Monday, August 20, 2018

AC1 Coefficient implemented in the FREQ Procedure of SAS

As of SAS/STAT version 14.2, the AC1 (see Gwet, 2008) and PABAK (see Byrt, Bishop, and Carlin, 1993) agreement coefficients can be calculated using the FREQ procedure of SAS, in addition to Cohen's Kappa. Therefore, SAS users no longer need to use another software to obtain theses statistics.

SAS users should nevertheless be aware that by default the FREQ procedure systematically deletes all observations with one missing value.  Consequently, the results obtained with SAS may differ from those obtained with other r functions available in several packages, if your dataset contains missing ratings.  An option is available for instructing the FREQ procedure to treat missing values as true categories.
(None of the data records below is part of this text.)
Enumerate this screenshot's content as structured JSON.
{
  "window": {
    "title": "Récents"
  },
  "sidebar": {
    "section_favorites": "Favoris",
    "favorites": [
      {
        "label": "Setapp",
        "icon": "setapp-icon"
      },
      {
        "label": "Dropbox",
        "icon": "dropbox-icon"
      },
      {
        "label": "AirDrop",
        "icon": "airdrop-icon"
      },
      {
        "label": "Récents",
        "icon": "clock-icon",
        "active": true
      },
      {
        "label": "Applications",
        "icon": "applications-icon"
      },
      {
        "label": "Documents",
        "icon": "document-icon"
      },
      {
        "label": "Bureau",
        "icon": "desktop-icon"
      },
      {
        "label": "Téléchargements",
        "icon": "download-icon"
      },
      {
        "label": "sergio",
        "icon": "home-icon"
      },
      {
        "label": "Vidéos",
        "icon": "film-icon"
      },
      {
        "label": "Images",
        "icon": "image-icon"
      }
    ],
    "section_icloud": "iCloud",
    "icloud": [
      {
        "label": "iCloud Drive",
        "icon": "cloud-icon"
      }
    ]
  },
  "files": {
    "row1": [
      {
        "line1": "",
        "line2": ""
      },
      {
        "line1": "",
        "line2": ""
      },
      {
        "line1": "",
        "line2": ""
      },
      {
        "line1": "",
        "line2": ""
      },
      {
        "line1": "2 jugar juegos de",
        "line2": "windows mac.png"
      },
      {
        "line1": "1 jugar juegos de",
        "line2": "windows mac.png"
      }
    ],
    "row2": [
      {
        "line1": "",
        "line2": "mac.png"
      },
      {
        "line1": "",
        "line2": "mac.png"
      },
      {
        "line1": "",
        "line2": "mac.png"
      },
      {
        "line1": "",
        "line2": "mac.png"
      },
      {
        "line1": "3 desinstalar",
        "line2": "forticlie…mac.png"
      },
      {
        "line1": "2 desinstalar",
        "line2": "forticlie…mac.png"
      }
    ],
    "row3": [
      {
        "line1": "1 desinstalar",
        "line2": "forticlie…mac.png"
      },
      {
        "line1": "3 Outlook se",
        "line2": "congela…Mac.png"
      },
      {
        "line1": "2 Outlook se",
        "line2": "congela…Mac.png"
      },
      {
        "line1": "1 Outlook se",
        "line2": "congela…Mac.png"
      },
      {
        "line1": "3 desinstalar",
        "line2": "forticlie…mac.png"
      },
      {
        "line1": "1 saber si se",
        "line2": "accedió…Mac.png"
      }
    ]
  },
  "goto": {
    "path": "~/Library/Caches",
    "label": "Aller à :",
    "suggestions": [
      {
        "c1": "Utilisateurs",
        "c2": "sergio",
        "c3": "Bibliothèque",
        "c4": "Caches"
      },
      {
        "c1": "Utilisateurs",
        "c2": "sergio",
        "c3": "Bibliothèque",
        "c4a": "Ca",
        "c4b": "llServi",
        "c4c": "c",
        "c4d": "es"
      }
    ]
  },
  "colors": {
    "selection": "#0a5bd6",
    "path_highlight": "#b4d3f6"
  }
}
However, this option is useless for the analysis of agreement among raters.  What would be of interest is for Proc FREQ developers to allow for the marginals associated with rater1 and rater2 to be calculated independently.  That is, if a rating is available from rater1 then it should be used for calculating rater1's marginals whether it is available from rater2 or not.

One last comment.  The coefficient often referred to by researchers as PABAK is also known (perhaps more rightfully so) as the Brennan-Prediger coefficient.  It was formally studied by Brennan & Prediger (1981), 13 years earlier.


Bibliography.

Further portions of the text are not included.